Noi di Inattivopuntoinfo, abbiamo saputo che non tutti reagiranno in modo favorevole a questa iniziativa. Alcuni non si faranno trovare a casa, altri non apriranno nemmeno la porta, altri ancora troncheranno sul nascere qualsiasi approccio. Alcuni sono talmente arrabbiati con gli anziani che sono intenzionati a trattare male chiunque li avvicinerà. Per avere un’idea sulle reazioni estreme a questa iniziativa, riportiamo di seguito quanto ci ha scritto un inattivo:

Chiamatemi pure Cora, Ianne, Iambres, Absalom, scegliete voi. Non me ne frega niente. Ricominciare da cosa? Da capo? Dovrei fare scelte differenti da quelle fatte fino adesso? Impossibile, non sono più quello di prima. Adesso sono differente. Se dovessi ricominciare, sarei un altro che farebbe le cose di prima. Oggi sono diverso da quello che ero in passato. Adesso che sto bene dovrei ritornare a star male in mezzo a una struttura per metà svalvolata?

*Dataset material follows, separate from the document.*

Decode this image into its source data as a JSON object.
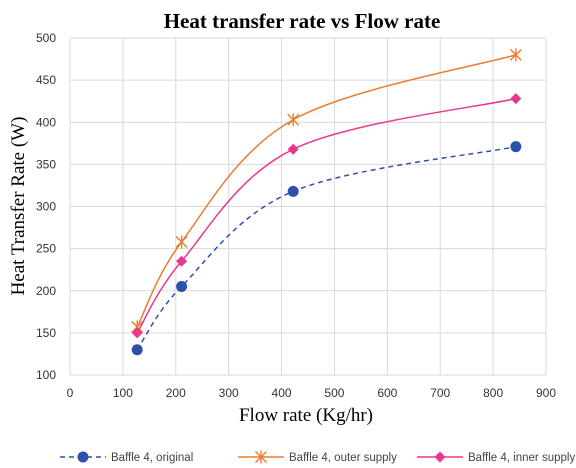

Mi si propone ora, a distanza di tanti anni, di cambiare la vita di oggi per ritornare a quella di un tempo? E in tutti questi anni dov’erano quelli che oggi mi dicono di cambiare? Erano alla sinistra o alla destra di Gesù? In questi anni ebbi fame, ma non mi avete dato da mangiare nemmeno una briciola di pane, ebbi sete, ma non mi avete dato nemmeno una goccia d’acqua. Non mi avete mai mostrato ospitalità, anzi mi avete trattato come un lebbroso. Avevo bisogno di voi quando stavo male, ma non avete avuto cura di me. Perciò vi dico: andatevene via da me, voi che siete stati maledetti nel fuoco eterno (Matteo 25:41-46).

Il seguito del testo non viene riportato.